The expression 52x/x has a restricted domain as well (x /= 0). But that's normally not what you mean when you write it. It isn't often you really care about expressions like 52x/x; they are generally just intermediate steps in getting to a real solution.
For example: I have done a lot of work on some equation that is interesting to me, and finally I have reduced it to 5+yx=52x+5. Now obviously the rules of algebra let me subtract 5 from each side and be left with yx=52x, and this subtraction also has no effect on the domains for which our variables may be defined. All is well.
But dividing out the x is what we are concerned with now. Surely y=52 is a solution to the equation - why can this not be true for all values of x?
Well, for nonzero x we have y=52 and nobody will complain. For x=0, though, solving for y is problematic. Note that if x=0, y could be 1, or 33, or any number. If there is some function f such that y=f(x), then it follows that f(x) holds a unique value y for each input of x/=0, but for x=0 we cannot know what y might be; this is what we mean by undefined. Thus we say the domain of f(x) is the set of all real numbers x, such that x is not equal to zero.
If you have been told otherwise, or even gotten away with doing algebra or calculus under the assumption that the domain of our function f may include zero, you are taking a mathematical shortcut rather than performing formal analysis. It is not calculus nor algebra that is broken by saying f is undefined for x=0, but rather your (albeit practically useful) misconception of these systems.
I'll finish with some formal rules of algebra, to hammer this in:
- [P6] Existence of a multiplicative identity: a * 1 = 1 * a = a ; 1 /= 0.
- [P7] Existence of multiplicative inverses: a * a^(-1) = a^(-1) * a = 1, for a /= 0.
These are taken from page 9 of Spivak's Calculus, 3rd edition. He goes on to build the foundations of all of calculus from rules like these. Surely he would not present this as a fundamental axiom of his system, only to immediately (and silently) reject it and build a flawed calculus instead!
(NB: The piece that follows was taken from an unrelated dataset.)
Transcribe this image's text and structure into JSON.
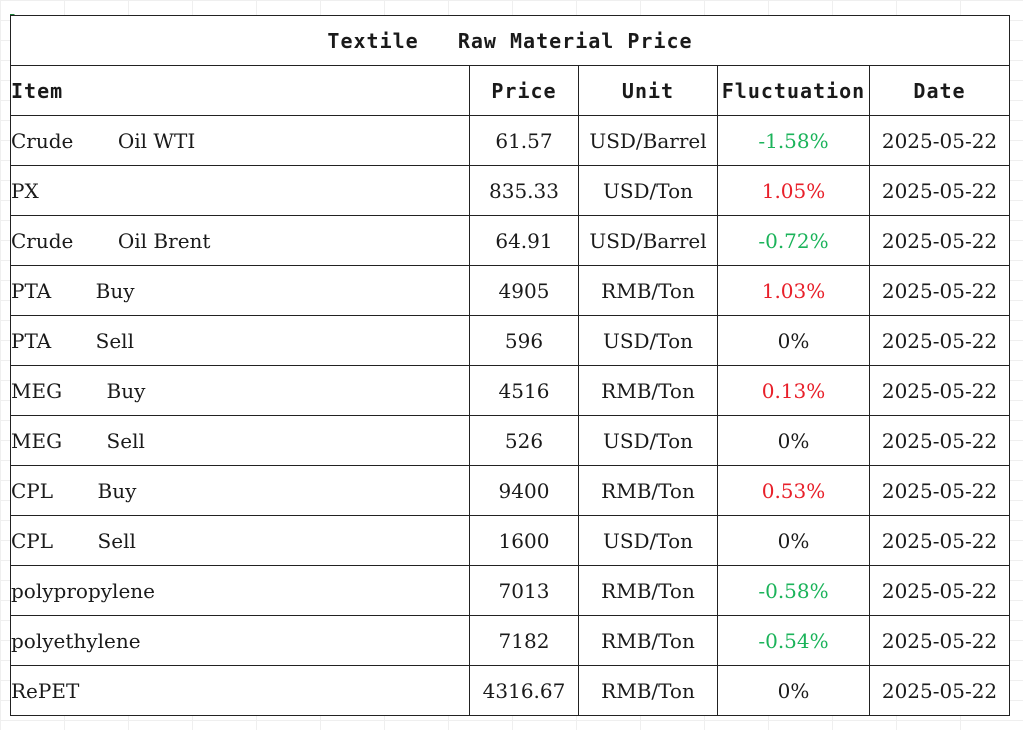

Indeed, on pg. 41, when defining functions, Spivak later writes (emphasis his):
> It is usually understood that a definition such as "k(x) = (1/x) + 1/(x-1), x /= 0, 1" can be shortened to "k(x) = (1/x) + 1/(x-1)"; in other words, unless the domain is explicitly restricted further, it is understood to consist of all numbers for which the definition makes any sense at all.
> Sure it does, because if that is the case, you restrict your domain when you divide by a variable expression. If you divide both sides by x-1, then you effectively rule out 1 from the domain.
> That's the problem.
That's the problem that a mathematician must handle. The solution to the equation
x * f(x) = x
is very simple: x is either 0 or such that f(x) = 1.